I gave it a try! The good ship Suraci was supposed to be able to fly into the sun until it got too low and burned up (2 guesses how I named it :D ). It was essentially a cube of 5x thick 3.5m heat shields supported on an inflatable shield in such a way that both radiative heating and reentry heating would be abated. I never got it working though! The setup blocked radiative heat well enough, but at 90km/s, the heatshields were burning up before they could use their ablator. I tried playing with active coolers in the mix, but it wasn't quite working and I eventually found some other shiny thing to play with (this being KSP and all :) ). I'd love to have someone else give this a shot, though. If you try, tell us what happens!

Regardless, I think any serious soirees into the sun will be mercury-capsule styled decents (using body lift) at best. The winds are _very_ strong, and it's hard to control anything besides your roll in those conditions.

6 hours ago, LordFerret said:

What was the altitude? I've been within 144km before going poof (burning up) ... stock, no tweaks or cheats.

Yeah, it's tricky for sure, but worth it once you get it! Squad made the sun very pretty for somewhere you can't normally visit.

The atmosphere starts at 599,045m altitude, and I've dipped down as far as... I think 599,020m with an exposed Kerbal and something to shield the wind. For some reason, having more small things on the craft (like science modules) increases the heatload and can dramatically decrease how far you can dip in.

By poofing I assume you mean the entire craft going poof? If you're poofing out at 144km (or I'll assume actually 144Mm altitude?) I'd suspect it's from not having the craft pointed directly down at the sun. Approaching periapse takes a bit of time, but it can be easy if you do it like this starting at about 250,000km:

1. point a few degrees to the right (up-orbit-wise) of straight-down
2. time warp a few minutes until you're pointing a few degrees to the left of straight-down
3. repeat

It takes about 10 minutes to reach periapse once you get the hang of it, and I'd recommend turning on the no-heat-damage cheat while practicing so you can get the hang of what angles are ok for your craft. If you want to load a quicksave, you'll also need the no heat damage cheat on for a moment, even if the craft is correctly oriented. I've done the whole trip without cheats for those two videos up above.

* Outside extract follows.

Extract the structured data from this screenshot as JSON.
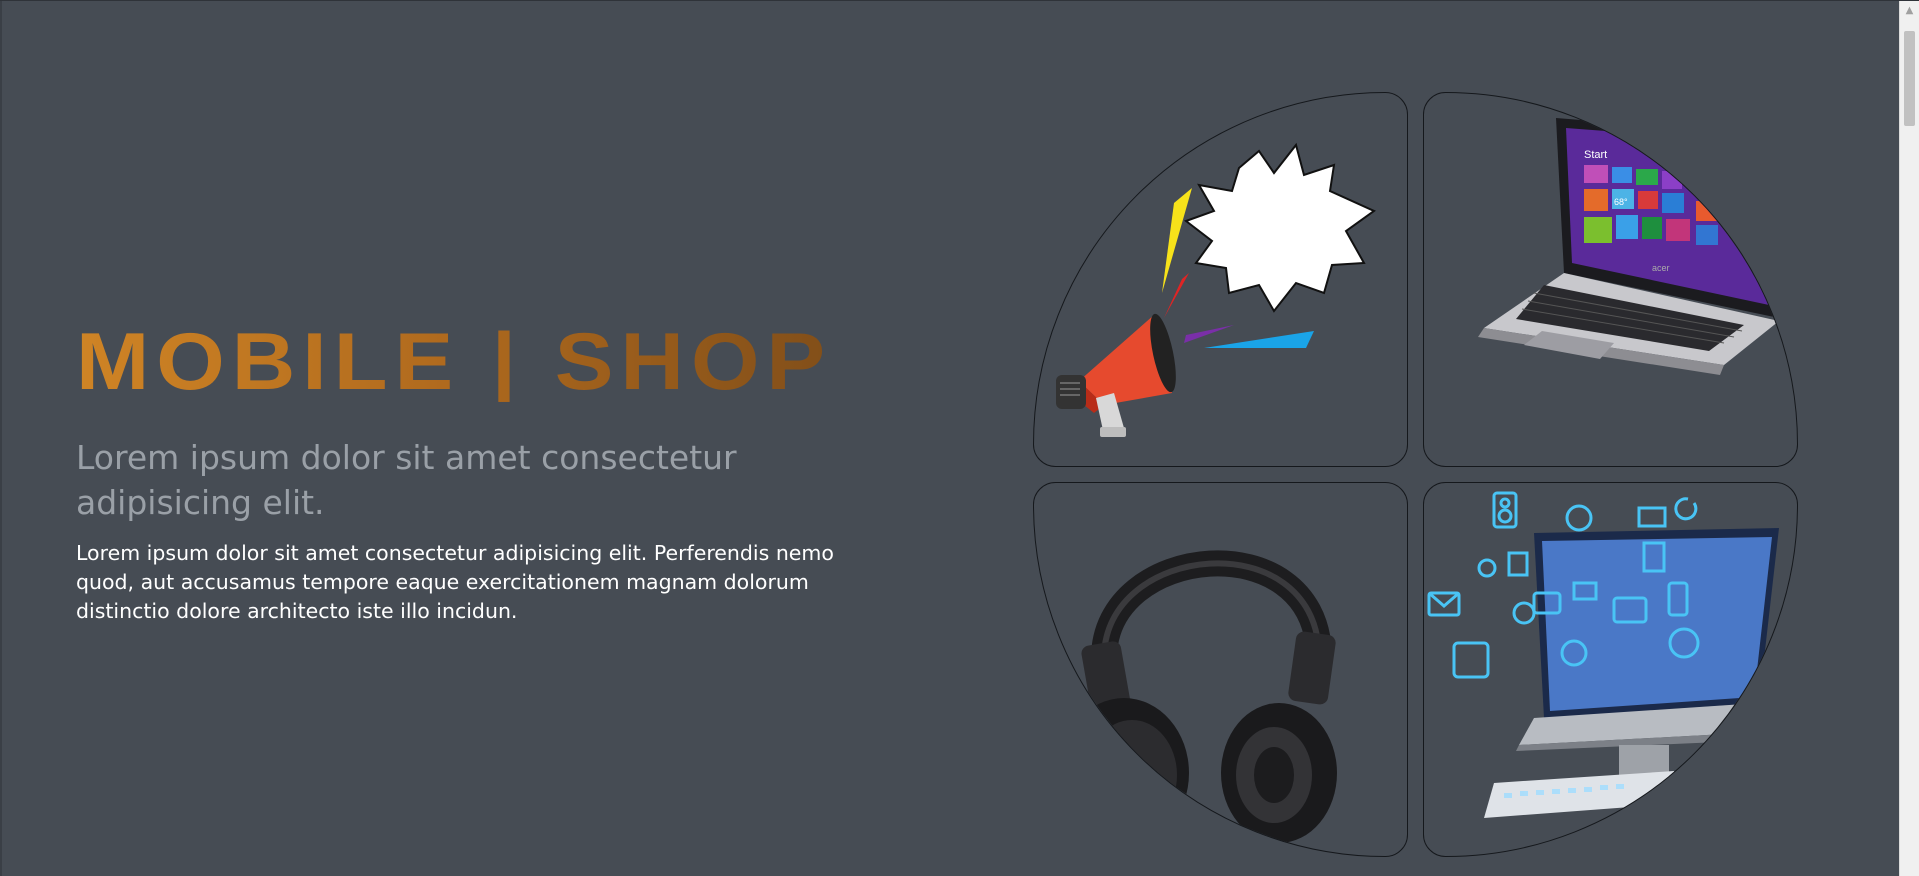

As another note, your periapse will tend to decrease slightly (by a couple hundred meters) during the trip, so it's nice to aim a bit high and use rockets to push the periapse down the last hundred meters when you're only a minute away

I hope that helps! The poofing could be something else though. If you send a picture of your craft, I'd be happy to give it a look. As a note, I'll be off on vacation starting tomorrow but I'll probably poke my nose back in by phone from time to time. Cheers!